Wednesday, November 11, 2020

Healing After Birth

What was I so upset at yesterday? 

Why am I sad today?

What's resting inside of me?

My mind more than anything wants a vacation

A place to getaway

I was sleeping for the last nine months

why has there been an uncomfortable feeling lurking in the core of my body?

 

For three days we have tried to figure out what we were doing. I am neither excited nor disappointed with the outcome. It simply is what it is. I'll soon be alone with my baby once again while He goes on what I am considering a mini vacation.
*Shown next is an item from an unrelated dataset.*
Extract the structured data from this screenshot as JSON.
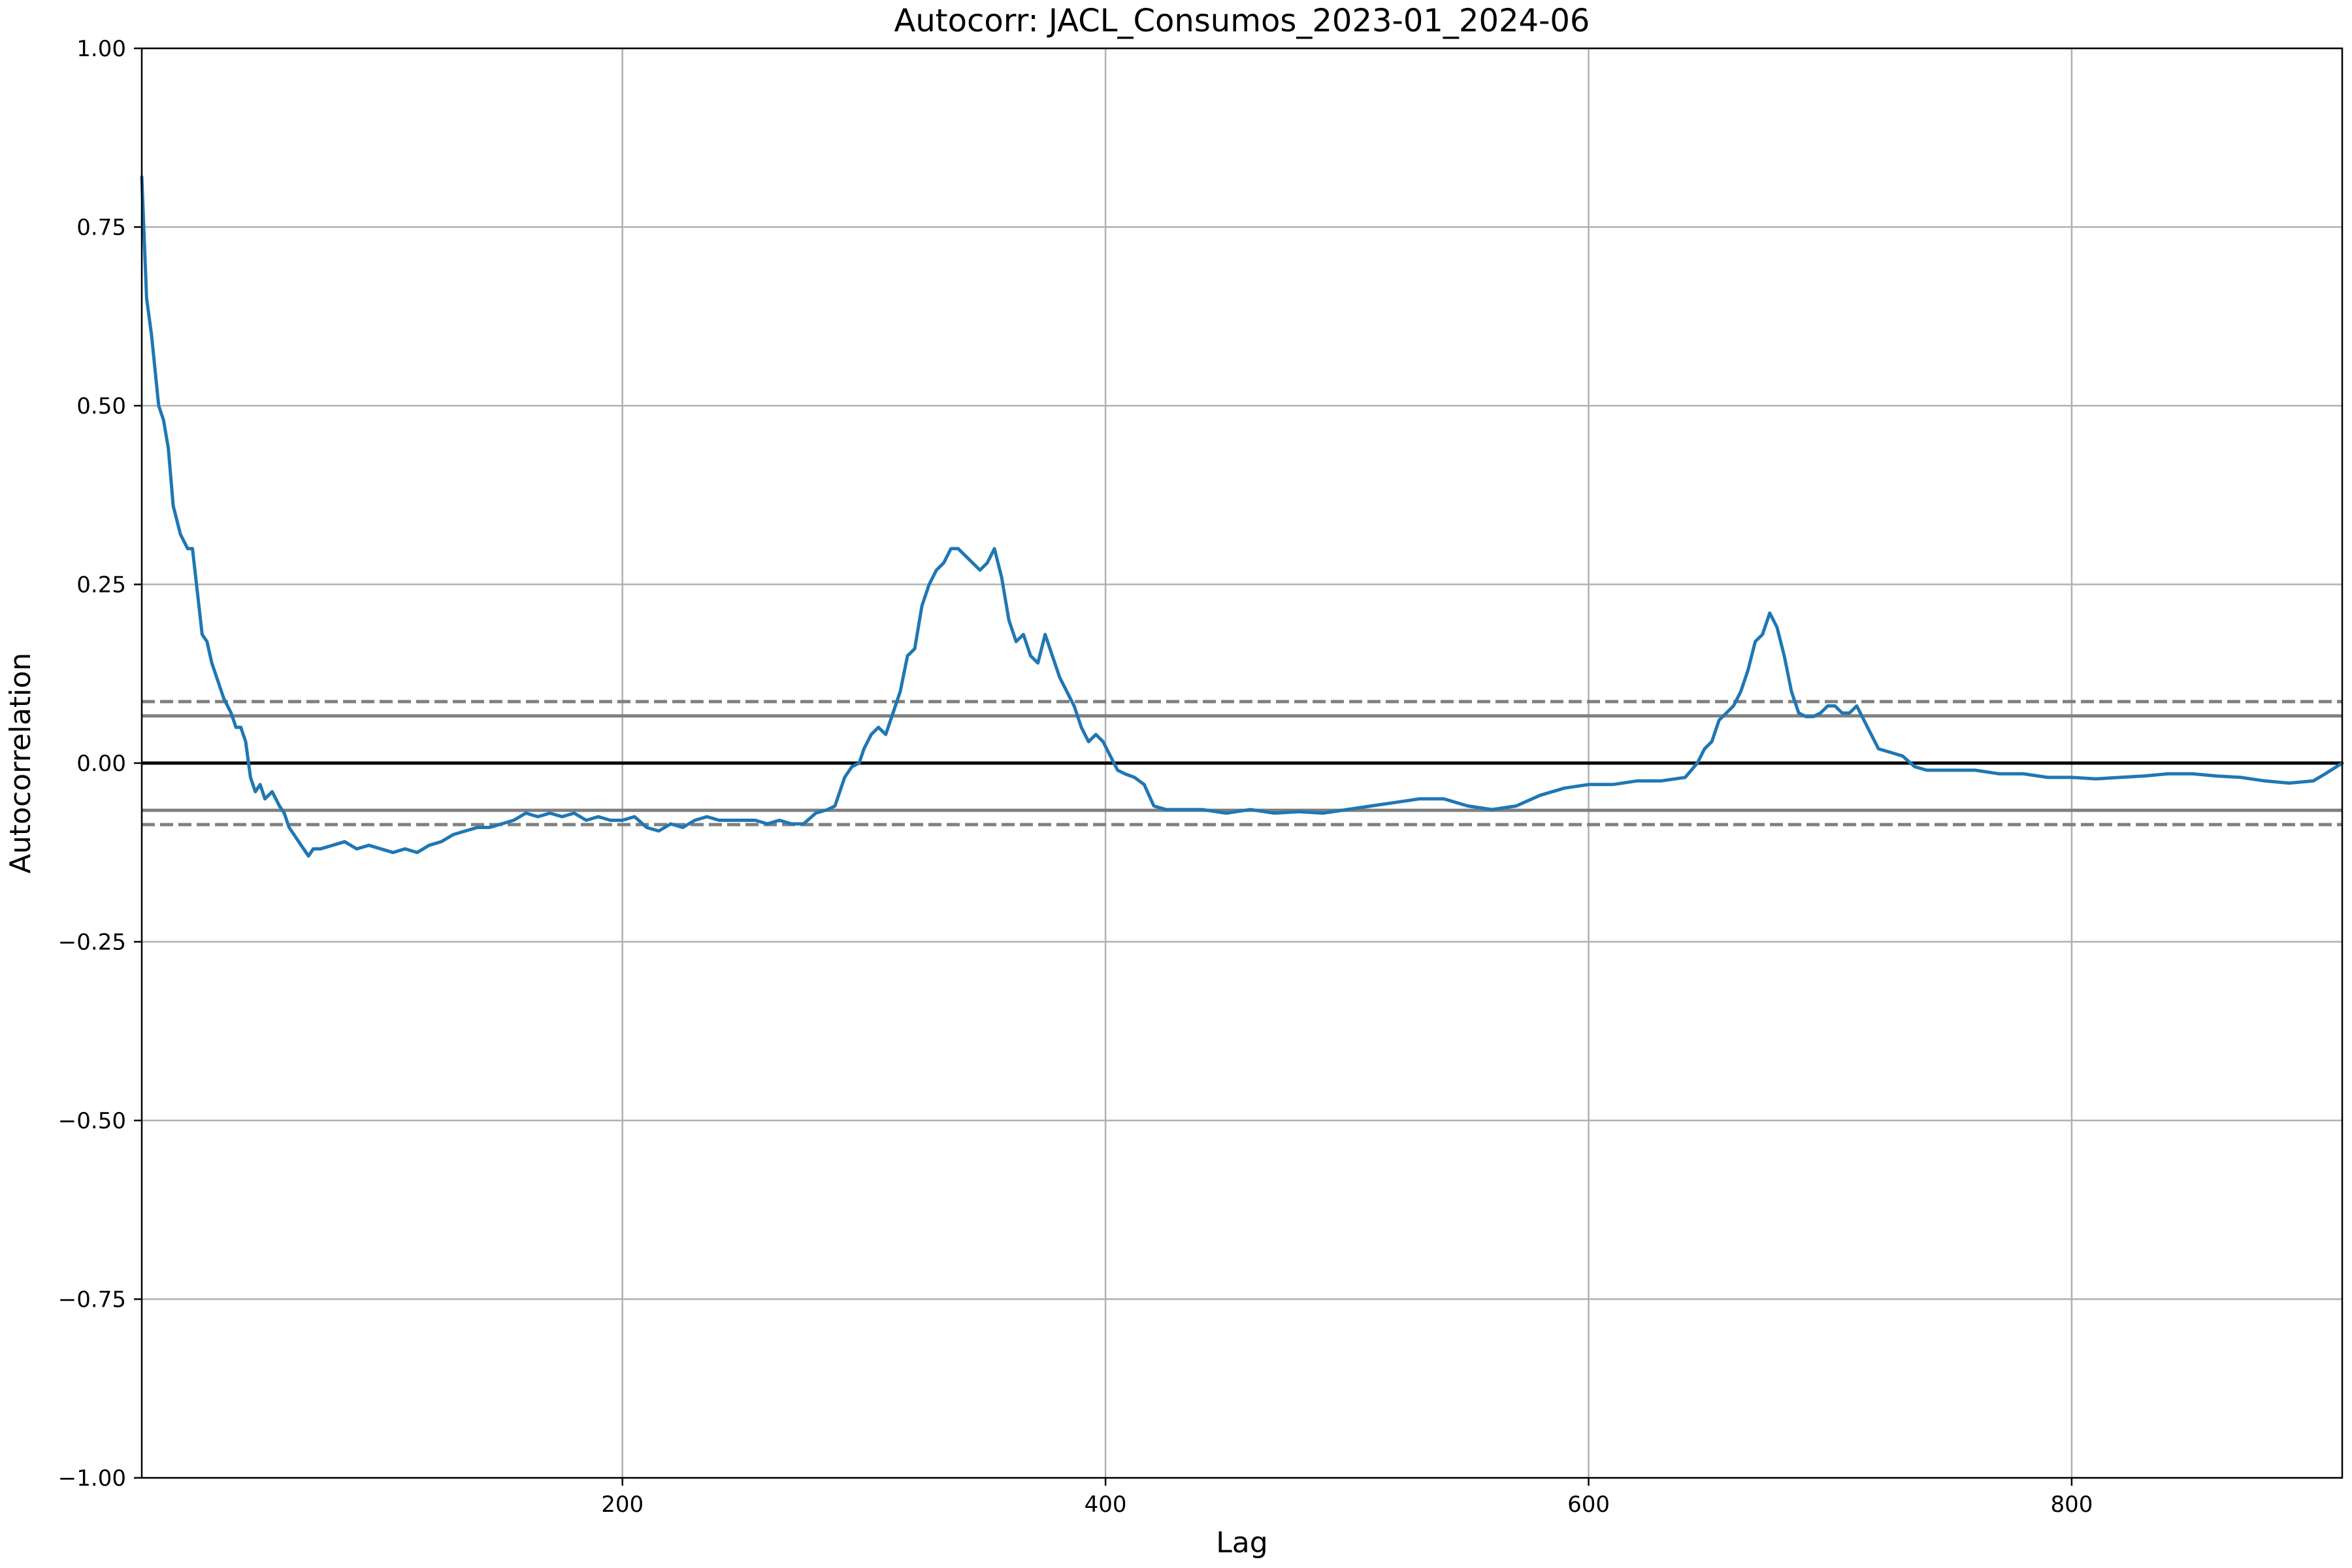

There's a desire to heal in privacy. Birth itself was a shared journey. Not once did I feel alone or in private during it- I am thankful for that. Healing has been another shared journey. It is shared because there are others who are witnessing and watching every step of my healing process.

 

I’d like to have a fragment of time where I am unnoticed and in private- to heal. I want to heal in the darkness of solitude and come out healed when it's light outside. I want others to wonder. I want them to believe in magic being that they didn't see the process but have heard of it.

 

Alone and healing.

 

To heal one must find peace within themself.

 

I need to search a little deeper within myself. I need to heal by being. I need myself and the magic there is within me that comes out in times of need. I know what I need when I let myself be still.

 

Thought: So maybe I convinced myself Texas didn't sound like an awful idea because I shifted my perspective to see it as what I needed. A place to be alone and heal. I also feel like I have been finding every possible place to hide and moments to escape. 

 

One's self is muted when around so many others. How others think I need to heal can distract me from my own coping methods. I need myself right now. I know what I need in order to heal but I can't hear myself when it's loud.

 

I just need a quiet place where I can listen. 




1 comment

  1. I hope you get your chance to heal. Having a baby can really take it's toll. I've been by my mom's side through a couple of hers and I think people can forget that.